Воспоминание о сыне укололо Галино сердце, но укололо неглубоко. Глупый мальчик!…
К пяти часам длинный праздничный, застеленный льняными скатертями стол был готов к приему гостей, но даже и не видя их, а лишь по одному виду этого стола можно было уверенно сказать, что за ним будут сидеть подлинные хозяева всего Советского Союза.
На столе еды было столько, сколько съесть нельзя. Только на закуску и на первую смену блюд здесь были поданы: грузинские сациви и сулугуни, сибирские куропатки в молдавском винном соусе, байкальский омуль и хариус, севанская форель, строганина из обской нельмы, запеченные в сметане ильменские карпы, каспийская селедка, волжские раки, таежная брусника, латвийский сыр, алтайская медвежатина и в двух отдельных ведерках – красная дальневосточная и черная астраханская икра. И лица гостей, которые к шести часам собирались с соседних дач или съехались из Москвы, тоже производили вполне внушительное впечатление. После смерти Суслова в правительстве и так называемых правительственных кругах не осталось, наконец, ни одного худого человека, чья худоба бросала бы тень на коммунистическое изобилие.

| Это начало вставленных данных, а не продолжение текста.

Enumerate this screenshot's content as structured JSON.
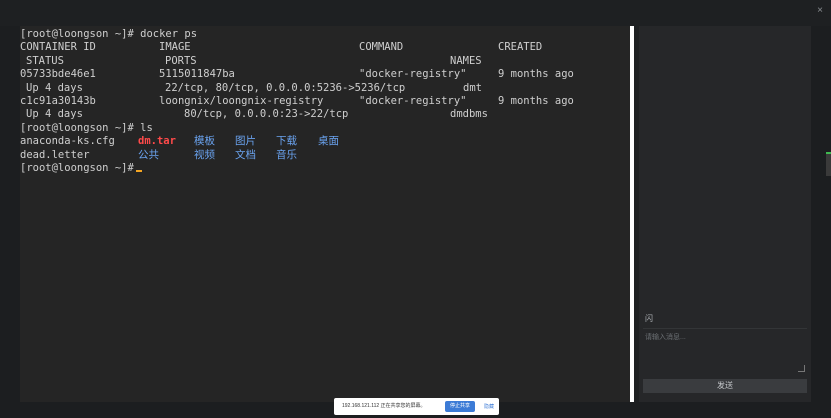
{
  "window": {
    "close_glyph": "×"
  },
  "terminal": {
    "prompt": "[root@loongson ~]#",
    "cmd1": " docker ps",
    "headers": {
      "container_id": "CONTAINER ID",
      "image": "IMAGE",
      "command": "COMMAND",
      "created": "CREATED",
      "status": "STATUS",
      "ports": "PORTS",
      "names": "NAMES"
    },
    "containers": [
      {
        "id": "05733bde46e1",
        "image": "5115011847ba",
        "command": "\"docker-registry\"",
        "created": "9 months ago",
        "status": "Up 4 days",
        "ports": "22/tcp, 80/tcp, 0.0.0.0:5236->5236/tcp",
        "names": "dmt"
      },
      {
        "id": "c1c91a30143b",
        "image": "loongnix/loongnix-registry",
        "command": "\"docker-registry\"",
        "created": "9 months ago",
        "status": "Up 4 days",
        "ports": "80/tcp, 0.0.0.0:23->22/tcp",
        "names": "dmdbms"
      }
    ],
    "cmd2": " ls",
    "ls_row1": {
      "file": "anaconda-ks.cfg",
      "archive": "dm.tar",
      "dir1": "模板",
      "dir2": "图片",
      "dir3": "下载",
      "dir4": "桌面"
    },
    "ls_row2": {
      "file": "dead.letter",
      "dir1": "公共",
      "dir2": "视频",
      "dir3": "文档",
      "dir4": "音乐"
    },
    "colors": {
      "text": "#cfcfcf",
      "archive": "#ff4a4a",
      "directory": "#6aa3f0",
      "cursor": "#f5a623",
      "background": "#252525"
    }
  },
  "chat": {
    "title": "闪",
    "input_placeholder": "请输入消息...",
    "send_label": "发送"
  },
  "notification": {
    "text": "192.168.121.112 正在共享您的屏幕。",
    "stop_label": "停止共享",
    "hide_label": "隐藏"
  }
}
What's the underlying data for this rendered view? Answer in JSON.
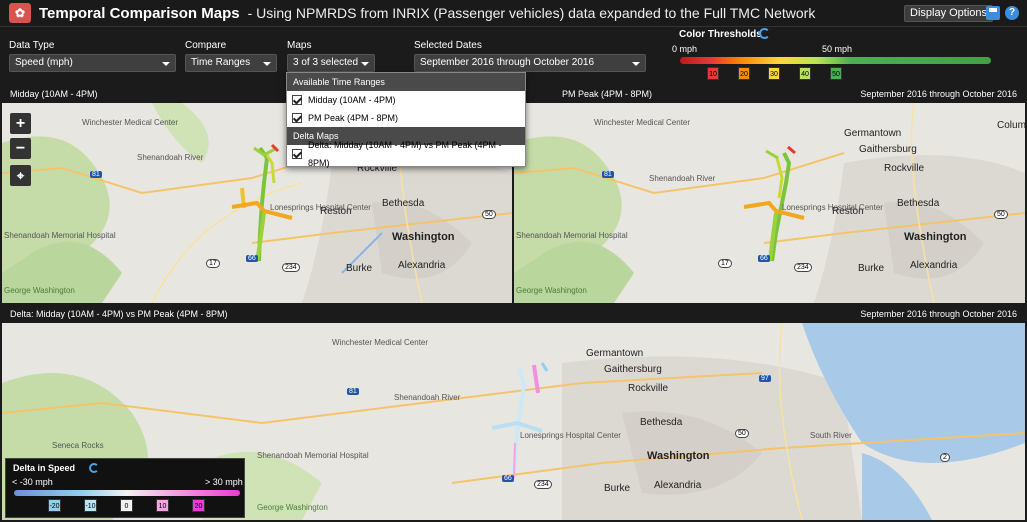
{
  "header": {
    "title": "Temporal Comparison Maps",
    "subtitle": "- Using NPMRDS from INRIX (Passenger vehicles) data expanded to the Full TMC Network",
    "display_options": "Display Options"
  },
  "controls": {
    "data_type": {
      "label": "Data Type",
      "value": "Speed (mph)"
    },
    "compare": {
      "label": "Compare",
      "value": "Time Ranges"
    },
    "maps": {
      "label": "Maps",
      "value": "3 of 3 selected"
    },
    "dates": {
      "label": "Selected Dates",
      "value": "September 2016 through October 2016"
    }
  },
  "thresholds": {
    "title": "Color Thresholds",
    "min_label": "0 mph",
    "max_label": "50 mph",
    "markers": [
      {
        "value": "10",
        "color": "#e53935"
      },
      {
        "value": "20",
        "color": "#fb8c00"
      },
      {
        "value": "30",
        "color": "#fdd835"
      },
      {
        "value": "40",
        "color": "#b9e35a"
      },
      {
        "value": "50",
        "color": "#4caf50"
      }
    ]
  },
  "dropdown": {
    "section1": "Available Time Ranges",
    "items1": [
      "Midday (10AM - 4PM)",
      "PM Peak (4PM - 8PM)"
    ],
    "section2": "Delta Maps",
    "items2": [
      "Delta: Midday (10AM - 4PM) vs PM Peak (4PM - 8PM)"
    ]
  },
  "panels": {
    "midday": {
      "title": "Midday (10AM - 4PM)"
    },
    "pm": {
      "title": "PM Peak (4PM - 8PM)",
      "dates": "September 2016 through October 2016"
    },
    "delta": {
      "title": "Delta: Midday (10AM - 4PM) vs PM Peak (4PM - 8PM)",
      "dates": "September 2016 through October 2016"
    }
  },
  "map_labels": {
    "winchester": "Winchester Medical Center",
    "shenandoah": "Shenandoah River",
    "germantown": "Germantown",
    "gaithersburg": "Gaithersburg",
    "rockville": "Rockville",
    "reston": "Reston",
    "bethesda": "Bethesda",
    "washington": "Washington",
    "burke": "Burke",
    "alexandria": "Alexandria",
    "columbia": "Columbia",
    "lonesprings": "Lonesprings Hospital Center",
    "shenandoah_memorial": "Shenandoah Memorial Hospital",
    "george_washington": "George Washington",
    "seneca": "Seneca Rocks",
    "south_river": "South River"
  },
  "zoom": {
    "in": "+",
    "out": "−"
  },
  "delta_legend": {
    "title": "Delta in Speed",
    "min_label": "< -30 mph",
    "max_label": "> 30 mph",
    "markers": [
      {
        "value": "-20",
        "color": "#8ed0f0"
      },
      {
        "value": "-10",
        "color": "#b8e6f7"
      },
      {
        "value": "0",
        "color": "#f2f2f2"
      },
      {
        "value": "10",
        "color": "#f6a3e4"
      },
      {
        "value": "20",
        "color": "#e93bd9"
      }
    ]
  }
}
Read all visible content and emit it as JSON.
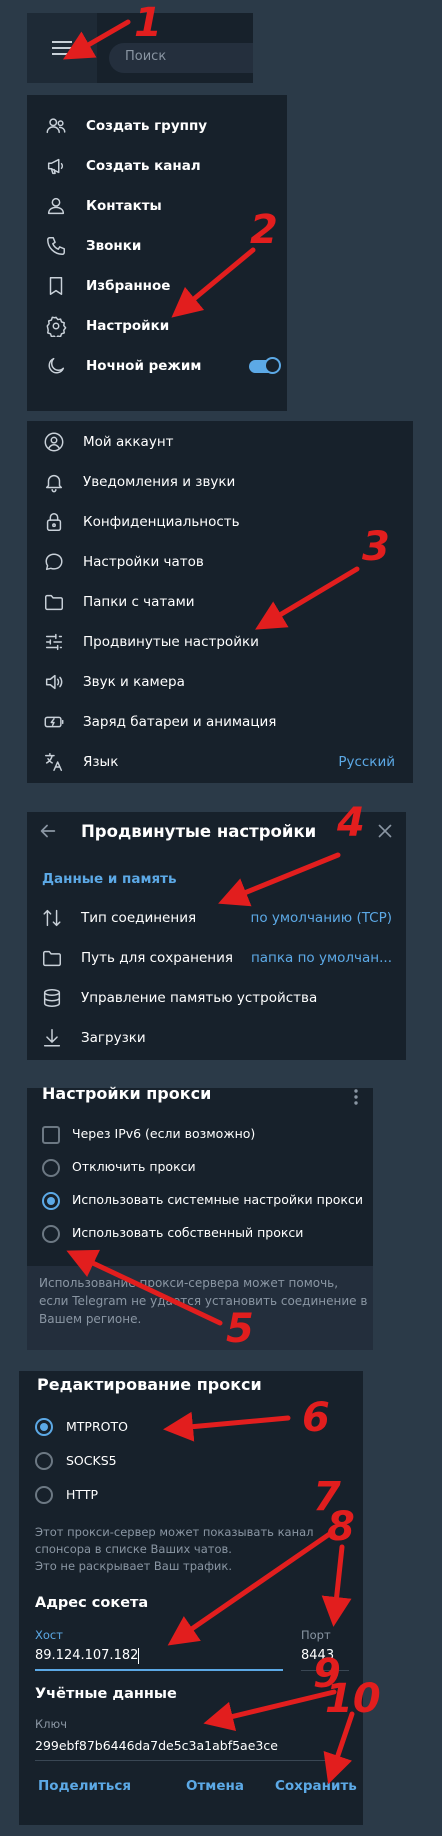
{
  "search": {
    "placeholder": "Поиск"
  },
  "menu": {
    "items": [
      {
        "label": "Создать группу",
        "icon": "group-icon"
      },
      {
        "label": "Создать канал",
        "icon": "megaphone-icon"
      },
      {
        "label": "Контакты",
        "icon": "contact-icon"
      },
      {
        "label": "Звонки",
        "icon": "phone-icon"
      },
      {
        "label": "Избранное",
        "icon": "bookmark-icon"
      },
      {
        "label": "Настройки",
        "icon": "gear-icon"
      },
      {
        "label": "Ночной режим",
        "icon": "moon-icon"
      }
    ],
    "night_mode_on": true
  },
  "settings": {
    "items": [
      {
        "label": "Мой аккаунт",
        "icon": "account-icon"
      },
      {
        "label": "Уведомления и звуки",
        "icon": "bell-icon"
      },
      {
        "label": "Конфиденциальность",
        "icon": "lock-icon"
      },
      {
        "label": "Настройки чатов",
        "icon": "chat-icon"
      },
      {
        "label": "Папки с чатами",
        "icon": "folder-icon"
      },
      {
        "label": "Продвинутые настройки",
        "icon": "sliders-icon"
      },
      {
        "label": "Звук и камера",
        "icon": "speaker-icon"
      },
      {
        "label": "Заряд батареи и анимация",
        "icon": "battery-icon"
      },
      {
        "label": "Язык",
        "icon": "language-icon",
        "value": "Русский"
      }
    ]
  },
  "advanced": {
    "title": "Продвинутые настройки",
    "section": "Данные и память",
    "items": [
      {
        "label": "Тип соединения",
        "icon": "arrows-updown-icon",
        "value": "по умолчанию (TCP)"
      },
      {
        "label": "Путь для сохранения",
        "icon": "folder-icon",
        "value": "папка по умолчан..."
      },
      {
        "label": "Управление памятью устройства",
        "icon": "database-icon"
      },
      {
        "label": "Загрузки",
        "icon": "download-icon"
      }
    ]
  },
  "proxy": {
    "title": "Настройки прокси",
    "ipv6": "Через IPv6 (если возможно)",
    "options": [
      {
        "label": "Отключить прокси",
        "selected": false
      },
      {
        "label": "Использовать системные настройки прокси",
        "selected": true
      },
      {
        "label": "Использовать собственный прокси",
        "selected": false
      }
    ],
    "note_lines": [
      "Использование прокси-сервера может помочь,",
      "если Telegram не удается установить соединение в",
      "Вашем регионе."
    ]
  },
  "edit": {
    "title": "Редактирование прокси",
    "types": [
      {
        "label": "MTPROTO",
        "selected": true
      },
      {
        "label": "SOCKS5",
        "selected": false
      },
      {
        "label": "HTTP",
        "selected": false
      }
    ],
    "note_lines": [
      "Этот прокси-сервер может показывать канал",
      "спонсора в списке Ваших чатов.",
      "Это не раскрывает Ваш трафик."
    ],
    "socket_heading": "Адрес сокета",
    "host_label": "Хост",
    "host_value": "89.124.107.182",
    "port_label": "Порт",
    "port_value": "8443",
    "creds_heading": "Учётные данные",
    "key_label": "Ключ",
    "key_value": "299ebf87b6446da7de5c3a1abf5ae3ce",
    "share": "Поделиться",
    "cancel": "Отмена",
    "save": "Сохранить"
  },
  "annotations": [
    "1",
    "2",
    "3",
    "4",
    "5",
    "6",
    "7",
    "8",
    "9",
    "10"
  ],
  "colors": {
    "panel": "#17212b",
    "background": "#2b3a48",
    "accent": "#5ca9e6",
    "arrow": "#e21e1e"
  }
}
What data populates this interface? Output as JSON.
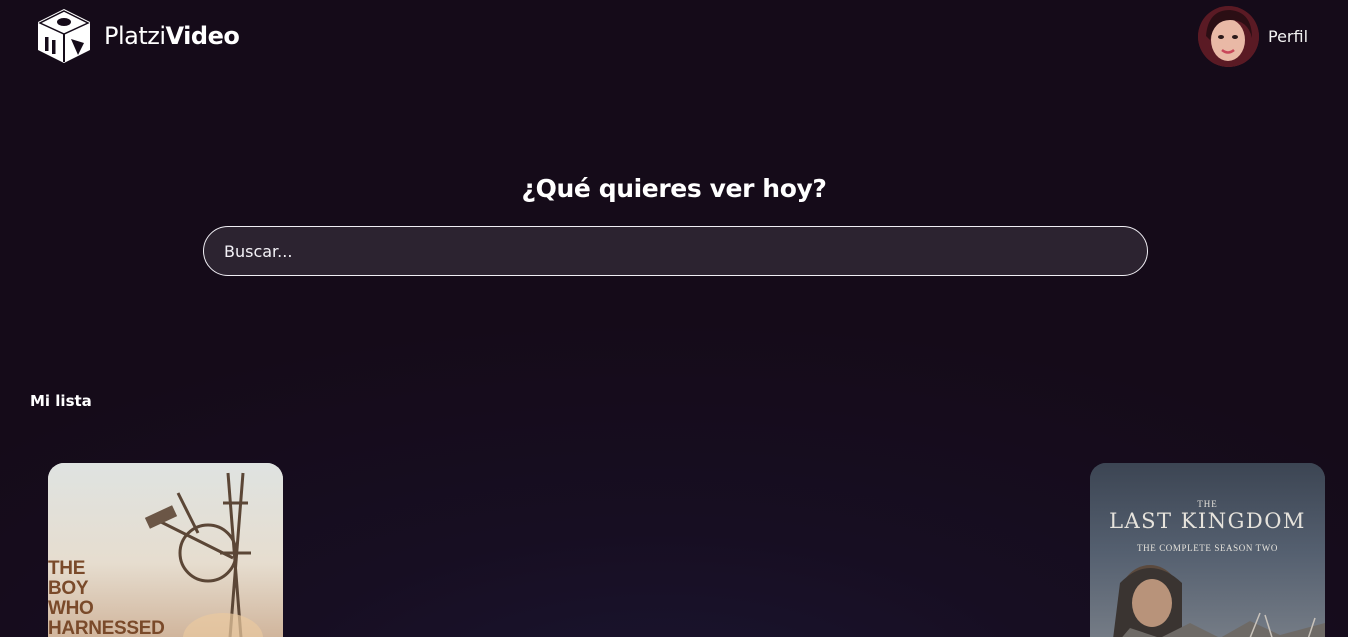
{
  "header": {
    "logo": {
      "icon": "platzi-video-cube-icon",
      "name_light": "Platzi",
      "name_bold": "Video"
    },
    "profile": {
      "label": "Perfil",
      "avatar": "user-avatar"
    }
  },
  "hero": {
    "title": "¿Qué quieres ver hoy?",
    "search_placeholder": "Buscar..."
  },
  "sections": {
    "my_list": {
      "title": "Mi lista",
      "items": [
        {
          "poster_text": "THE\nBOY\nWHO\nHARNESSED"
        },
        {
          "poster_the": "THE",
          "poster_title": "LAST KINGDOM",
          "poster_subtitle": "THE COMPLETE SEASON TWO"
        }
      ]
    }
  },
  "colors": {
    "background": "#150b19",
    "text": "#ffffff",
    "search_border": "#f0eef4"
  }
}
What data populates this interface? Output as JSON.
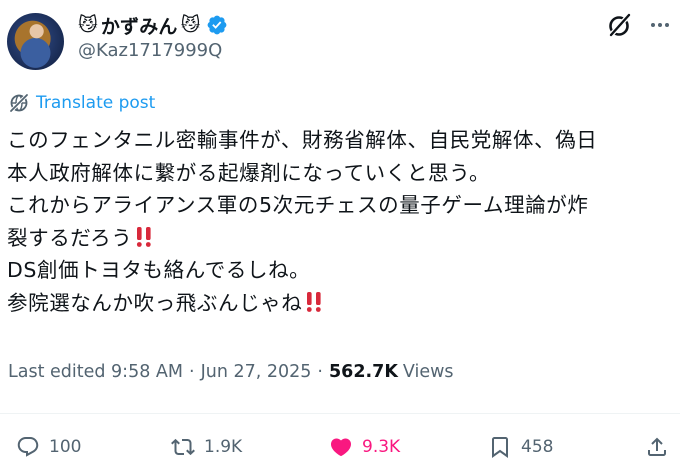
{
  "author": {
    "display_name": "かずみん",
    "name_emoji": "😼",
    "handle": "@Kaz1717999Q",
    "verified": true,
    "verified_color": "#1d9bf0"
  },
  "header_icons": [
    "grok-icon",
    "more-icon"
  ],
  "translate_label": "Translate post",
  "tweet": {
    "lines": [
      "このフェンタニル密輸事件が、財務省解体、自民党解体、偽日",
      "本人政府解体に繋がる起爆剤になっていくと思う。",
      "これからアライアンス軍の5次元チェスの量子ゲーム理論が炸",
      "裂するだろう",
      "DS創価トヨタも絡んでるしね。",
      "参院選なんか吹っ飛ぶんじゃね"
    ],
    "emphasis_emoji": "‼️"
  },
  "meta": {
    "edited": "Last edited 9:58 AM",
    "separator": "·",
    "date": "Jun 27, 2025",
    "views_count": "562.7K",
    "views_label": "Views"
  },
  "actions": {
    "replies": "100",
    "reposts": "1.9K",
    "likes": "9.3K",
    "bookmarks": "458"
  },
  "colors": {
    "like": "#f91880",
    "link": "#1d9bf0",
    "secondary_text": "#536471"
  }
}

И тосты, которые звучали за этим столом: «За нашу Коммунистическую партию!», «За наше родное правительство!», «За нашу армию!» – эти тосты были не дежурными фразами: они действительно за свою партию, за свое правительство и за свою, охраняющую их благополучие армию…
Но главным номером ночной программы развлечений оказались не кулинарные изыски русской народной кухни, не хоровое пение «Все могут короли», не катание на русской тройке с бубенцами и даже не фильмы «Весь этот джаз» и «Глубокая глотка», а видеокассета американского телевизионного шоу, показанного всего неделю назад, 31 января, по американскому и европейскому телевидению в знак протеста против введения в Польше военного положения. Видеокассета с этим шоу пришла дипломатической почтой из Парижа уже 1 февраля, а еще за два дня хохмачи из киноотдела КГБ переозвучили речи Рейгана, Тэтчер, Шмидта, премьер-министров Бельгии, Норвегии, Португалии и Люксембурга голосами известных советских комиков – Аркадия Райкина, Тарапуньки и Штепселя, Шурова и Рыкунина. Таким образом, между песнями Фрэнка Синатры, Барбары Стрейзанд и другими номерами появились смешные до колик (особенно если смотреть в пьяном состоянии) выступления американского и других президентов и премьер-министров, которые на русском и украинском языках всячески славили Ярузельского и обливали помоями и русским матом Леха Валенсу… Копию этого «кинокапустника» привез в подарок имениннице Илья Андронов.